Cooling Centers Available Around Town
BROOKLINE — With temperatures expected to be in the 90’s through Wednesday, the Brookline Department of Public Health has declared a Heat Emergency beginning Sunday, June 27 and ending Thursday, July 1 and announces that cooling centers are open around town.
The available cooling centers include:
- Brookline Public Safety Building Community Room
350 Washington St.
24 hours a day, 7 days a week
- Brookline Senior Center
93 Winchester St.
Monday – Friday 8:30 a.m. – 5 p.m.
- The Public Libraries of Brookline
- Main Branch
361 Washington St.
Monday – Thursday 10 a.m. – 9 p.m., Friday 10 a.m. – 5 p.m., closed Saturday and Sunday
- Coolidge Corner Branch
31 Pleasant St.
Monday and Wednesday 10 a.m. – 6 p.m., Tuesday and Thursday 10 a.m. – 9 p.m., Friday and Saturday 10 a.m. – 5 p.m., closed Sunday
- Putterham Branch
959 West Roxbury Parkway
Monday and Wednesday 10 a.m. – 9 p.m., Tuesday and Thursday 10 a.m. – 6 p.m., Friday 10 a.m. – 5 p.m., closed Saturday and Sunday
- Main Branch
The Brookline Housing Authority will have air-conditioned community rooms available for residents of 61 Park St., 90 Longwood Ave., 50 Pleasant St., 190 Harvard St. and Colonel Floyd (at 28 Foster St.).
The Evelyn Kirrane Aquatics Center, located at 60 Tappan St., is also open. Brookline residents may use the pool free of charge for open swim only during designated hours while a heat alert is in effect. Residents can call 617-713-5435 for hours and additional details.
“The high temperatures that our area is expected to experience over the next few days can be very dangerous,” said Health Commissioner Dr. Swannie Jett. “We urge everyone to keep cool by limiting time outdoors, taking advantage of town cooling centers and staying hydrated. If residents do spend time outdoors, we encourage you to avoid strenuous activity and protect yourself from the sun.”
In addition, the Brookline Department of Public Health is advising the public of the following:
Tips for Preventing Heat Related Illnesses:
- NEVER leave children, adults or pets alone in a closed, parked vehicle.
- KEEP COOL – Spend as much time as you can in cooler surroundings. Use air conditioners to cool the air.
- Slow down, avoid strenuous activity. If you are not accustomed to working or exercising in a hot environment, start slowly and pick up the pace gradually. If exertion in the heat makes your heart pound and leaves you gasping for breath, STOP all activity. Get into a cool or shady area, and rest, especially if you become lightheaded, confused, weak, or faint.

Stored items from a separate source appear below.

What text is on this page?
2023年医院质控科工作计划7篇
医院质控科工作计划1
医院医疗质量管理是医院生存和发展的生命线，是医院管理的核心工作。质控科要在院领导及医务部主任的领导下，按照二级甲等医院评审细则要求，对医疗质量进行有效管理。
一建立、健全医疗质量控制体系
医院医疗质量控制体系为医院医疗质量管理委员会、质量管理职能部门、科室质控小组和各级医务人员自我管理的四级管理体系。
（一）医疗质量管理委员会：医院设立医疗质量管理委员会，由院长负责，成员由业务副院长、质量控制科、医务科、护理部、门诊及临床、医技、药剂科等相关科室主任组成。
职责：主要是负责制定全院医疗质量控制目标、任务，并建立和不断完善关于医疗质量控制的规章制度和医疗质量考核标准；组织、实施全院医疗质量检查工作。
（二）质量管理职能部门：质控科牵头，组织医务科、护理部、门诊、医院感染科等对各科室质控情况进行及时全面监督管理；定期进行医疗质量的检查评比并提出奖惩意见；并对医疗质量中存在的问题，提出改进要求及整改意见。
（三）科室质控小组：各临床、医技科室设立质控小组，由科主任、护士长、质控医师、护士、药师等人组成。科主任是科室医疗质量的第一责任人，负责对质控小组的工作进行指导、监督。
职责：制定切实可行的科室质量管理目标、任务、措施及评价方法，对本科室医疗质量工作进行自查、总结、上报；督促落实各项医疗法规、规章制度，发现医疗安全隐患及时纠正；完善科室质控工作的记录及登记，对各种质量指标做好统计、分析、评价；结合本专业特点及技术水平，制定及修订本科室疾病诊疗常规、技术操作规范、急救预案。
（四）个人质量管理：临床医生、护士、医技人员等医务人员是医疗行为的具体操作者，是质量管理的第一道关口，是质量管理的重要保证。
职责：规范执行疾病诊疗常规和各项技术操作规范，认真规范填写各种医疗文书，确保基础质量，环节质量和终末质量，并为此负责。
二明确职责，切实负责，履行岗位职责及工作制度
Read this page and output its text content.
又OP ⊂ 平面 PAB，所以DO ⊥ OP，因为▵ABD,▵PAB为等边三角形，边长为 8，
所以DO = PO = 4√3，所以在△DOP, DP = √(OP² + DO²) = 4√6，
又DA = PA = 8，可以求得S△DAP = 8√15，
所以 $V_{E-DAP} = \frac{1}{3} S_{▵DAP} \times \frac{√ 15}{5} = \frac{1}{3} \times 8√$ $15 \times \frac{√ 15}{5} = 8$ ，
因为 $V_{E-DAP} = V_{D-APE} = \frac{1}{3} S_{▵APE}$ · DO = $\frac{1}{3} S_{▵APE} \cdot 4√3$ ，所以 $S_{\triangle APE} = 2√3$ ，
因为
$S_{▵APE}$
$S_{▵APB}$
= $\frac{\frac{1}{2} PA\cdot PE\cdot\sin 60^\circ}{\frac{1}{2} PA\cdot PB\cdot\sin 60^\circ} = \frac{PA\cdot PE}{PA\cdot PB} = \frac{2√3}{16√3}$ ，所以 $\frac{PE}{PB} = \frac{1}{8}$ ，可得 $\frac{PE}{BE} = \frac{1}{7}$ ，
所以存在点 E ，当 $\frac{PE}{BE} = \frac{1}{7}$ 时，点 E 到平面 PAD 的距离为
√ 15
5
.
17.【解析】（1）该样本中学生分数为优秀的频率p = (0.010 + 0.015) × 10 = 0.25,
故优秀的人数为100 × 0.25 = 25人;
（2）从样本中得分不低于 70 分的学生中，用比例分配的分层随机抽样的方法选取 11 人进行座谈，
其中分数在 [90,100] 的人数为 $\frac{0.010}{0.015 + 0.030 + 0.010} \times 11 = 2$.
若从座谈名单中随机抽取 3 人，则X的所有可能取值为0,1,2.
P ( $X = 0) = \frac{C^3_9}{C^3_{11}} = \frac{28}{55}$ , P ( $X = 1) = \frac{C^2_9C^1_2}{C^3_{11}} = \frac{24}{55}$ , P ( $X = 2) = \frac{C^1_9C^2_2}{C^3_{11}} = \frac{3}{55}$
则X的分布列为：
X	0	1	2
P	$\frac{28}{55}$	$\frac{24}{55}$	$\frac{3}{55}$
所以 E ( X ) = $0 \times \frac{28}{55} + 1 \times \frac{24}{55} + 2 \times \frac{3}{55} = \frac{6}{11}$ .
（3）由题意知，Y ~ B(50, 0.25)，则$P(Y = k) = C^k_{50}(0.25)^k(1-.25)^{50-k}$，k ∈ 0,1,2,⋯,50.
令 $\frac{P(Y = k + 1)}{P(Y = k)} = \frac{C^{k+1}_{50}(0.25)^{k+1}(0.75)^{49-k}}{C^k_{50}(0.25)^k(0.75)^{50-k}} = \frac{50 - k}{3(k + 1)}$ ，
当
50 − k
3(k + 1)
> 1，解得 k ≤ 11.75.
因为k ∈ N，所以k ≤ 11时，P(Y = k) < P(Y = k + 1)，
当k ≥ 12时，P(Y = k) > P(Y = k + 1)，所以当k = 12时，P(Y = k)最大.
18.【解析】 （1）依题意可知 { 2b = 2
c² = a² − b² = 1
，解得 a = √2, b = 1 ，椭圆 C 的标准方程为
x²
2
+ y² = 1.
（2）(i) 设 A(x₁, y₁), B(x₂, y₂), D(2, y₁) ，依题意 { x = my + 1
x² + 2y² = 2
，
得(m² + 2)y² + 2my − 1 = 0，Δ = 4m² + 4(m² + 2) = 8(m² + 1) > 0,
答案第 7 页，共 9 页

- Protect yourself from the sun by wearing a wide-brimmed hat, sunglasses, and by putting on sunscreen of SPF 15 or higher 30 minutes prior to going out.
- Wear loose-fitting, lightweight, light-colored clothing that will cover as much skin as possible.
- Plan outdoor games and activities for early morning or evening. Rest often in shady areas to allow your body to recover.
- Avoid extreme temperature changes.
- When the temperature is in the 90’s, fans will not prevent heat related illness. Taking a cool shower or bath is a better way to cool off.
- Drink plenty of fluids, even if you do not feel thirsty, and avoid alcoholic beverages, drinks with caffeine and large amounts of sugar—these actually cause you to lose more body fluid.
- Use your stove less and try to cook your meals in the cooler part of the day.
- Keep pets hydrated.
- Although any one at any time can suffer from heat-related illness, some people are at greater risk than others.
- Check regularly on: infants and young children, people aged 65 or older, people who have a mental illness, those who are physically ill or who have heart disease or high blood pressure
- Visit adults at risk at least twice a day and closely watch them for signs of heat exhaustion or heat stroke. Infants and young children, of course, need much more frequent watching.
- Learn the signs and symptoms of heat-related illnesses and how to treat them.